Proprio con Germi, del resto, la carriera di Moschin era decollata, nel 1965. Prima di allora, il giovane di San Giovanni Lupotato, in provincia di Verona, aveva lavorato in banca per poi tentare la fortuna nel teatro. Poi la svolta, nei panni del ragioniere Osvaldo Bisigato, modesto impiegato afflitto da un moglie rancorosa che azzarda la fuga con la giovane amante, per poi rassegnarsi all'impossibilità del divorzio e a tornare, sottomesso, sotto le grinfie della consorte. Una figura emblematica di quella provincia, veneta e non solo, bigotta e conformista negli anni del boom economico, così egregiamente raccontata da Germi.

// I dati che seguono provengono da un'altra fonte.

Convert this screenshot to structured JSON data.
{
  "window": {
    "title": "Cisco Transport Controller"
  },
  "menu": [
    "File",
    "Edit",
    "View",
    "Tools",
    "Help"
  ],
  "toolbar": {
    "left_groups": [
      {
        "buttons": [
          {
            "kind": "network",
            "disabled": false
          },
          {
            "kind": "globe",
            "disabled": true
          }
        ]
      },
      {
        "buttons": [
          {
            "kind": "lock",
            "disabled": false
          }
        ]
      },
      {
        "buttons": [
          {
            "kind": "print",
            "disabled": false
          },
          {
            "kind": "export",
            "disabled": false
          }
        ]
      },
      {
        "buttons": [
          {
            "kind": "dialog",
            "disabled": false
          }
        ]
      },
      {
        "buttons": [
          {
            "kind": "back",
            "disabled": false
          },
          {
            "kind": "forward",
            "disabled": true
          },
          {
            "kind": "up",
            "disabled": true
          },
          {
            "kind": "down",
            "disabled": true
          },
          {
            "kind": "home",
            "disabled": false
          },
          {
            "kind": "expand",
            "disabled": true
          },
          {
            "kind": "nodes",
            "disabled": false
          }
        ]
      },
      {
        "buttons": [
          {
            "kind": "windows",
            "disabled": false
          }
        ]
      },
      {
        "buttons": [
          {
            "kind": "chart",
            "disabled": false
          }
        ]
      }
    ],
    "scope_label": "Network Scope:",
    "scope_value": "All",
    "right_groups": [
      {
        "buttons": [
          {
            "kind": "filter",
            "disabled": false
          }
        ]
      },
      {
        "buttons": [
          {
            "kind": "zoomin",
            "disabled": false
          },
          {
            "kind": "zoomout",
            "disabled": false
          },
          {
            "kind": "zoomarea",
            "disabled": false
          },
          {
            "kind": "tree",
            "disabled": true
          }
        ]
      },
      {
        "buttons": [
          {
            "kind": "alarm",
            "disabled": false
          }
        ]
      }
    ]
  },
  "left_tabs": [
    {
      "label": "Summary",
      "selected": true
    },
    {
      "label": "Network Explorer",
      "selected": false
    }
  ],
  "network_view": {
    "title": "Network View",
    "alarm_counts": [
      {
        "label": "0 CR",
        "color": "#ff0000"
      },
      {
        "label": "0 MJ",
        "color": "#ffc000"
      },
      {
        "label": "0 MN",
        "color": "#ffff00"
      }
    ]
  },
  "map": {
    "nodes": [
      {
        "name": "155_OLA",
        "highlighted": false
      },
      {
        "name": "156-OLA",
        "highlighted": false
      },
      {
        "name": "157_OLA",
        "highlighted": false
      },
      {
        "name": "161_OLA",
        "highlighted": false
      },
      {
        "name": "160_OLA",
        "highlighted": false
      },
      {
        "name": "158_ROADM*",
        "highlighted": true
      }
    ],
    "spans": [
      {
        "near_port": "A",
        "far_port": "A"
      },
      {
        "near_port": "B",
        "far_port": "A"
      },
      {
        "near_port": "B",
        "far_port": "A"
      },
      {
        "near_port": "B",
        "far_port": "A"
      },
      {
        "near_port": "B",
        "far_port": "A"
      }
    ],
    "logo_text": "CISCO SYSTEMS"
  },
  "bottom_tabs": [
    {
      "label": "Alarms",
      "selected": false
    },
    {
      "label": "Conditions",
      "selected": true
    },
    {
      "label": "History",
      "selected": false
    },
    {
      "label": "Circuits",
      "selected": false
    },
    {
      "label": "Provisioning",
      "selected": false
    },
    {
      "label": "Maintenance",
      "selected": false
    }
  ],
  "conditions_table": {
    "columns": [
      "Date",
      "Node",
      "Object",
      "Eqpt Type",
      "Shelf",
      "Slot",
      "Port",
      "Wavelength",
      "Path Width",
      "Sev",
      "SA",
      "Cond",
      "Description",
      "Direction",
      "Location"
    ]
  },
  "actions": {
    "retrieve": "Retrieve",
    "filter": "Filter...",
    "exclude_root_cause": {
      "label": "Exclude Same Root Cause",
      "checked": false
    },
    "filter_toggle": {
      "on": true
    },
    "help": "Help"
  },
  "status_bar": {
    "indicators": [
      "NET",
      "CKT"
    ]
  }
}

Ma i ruoli di successo di Moschin, in oltre 40 anni di carriera, sono stati tanti. Dal funzionario fascista subdolo e rozzo, Carmine Passante, in “Gli anni ruggenti” (1962) di Luigi Zampa al padre del socialismo italiano, Filippo Turati, nel “Delitto Matteotti” (1973) di Florestano Vancini. E poi ancora collaborazioni con Bernardo Bertolucci e Luigi Comencini, e Pasquale Festa Campanile, Roberto Faenza, Lina Wertmuller.
E il suo talento non è stato apprezzato solo dai registi italiani. Francis Ford Coppola lo volle, ad esempio, nel secondo episodio della saga del “Padrino”, per interpretare il viscido boss Don Fanucci.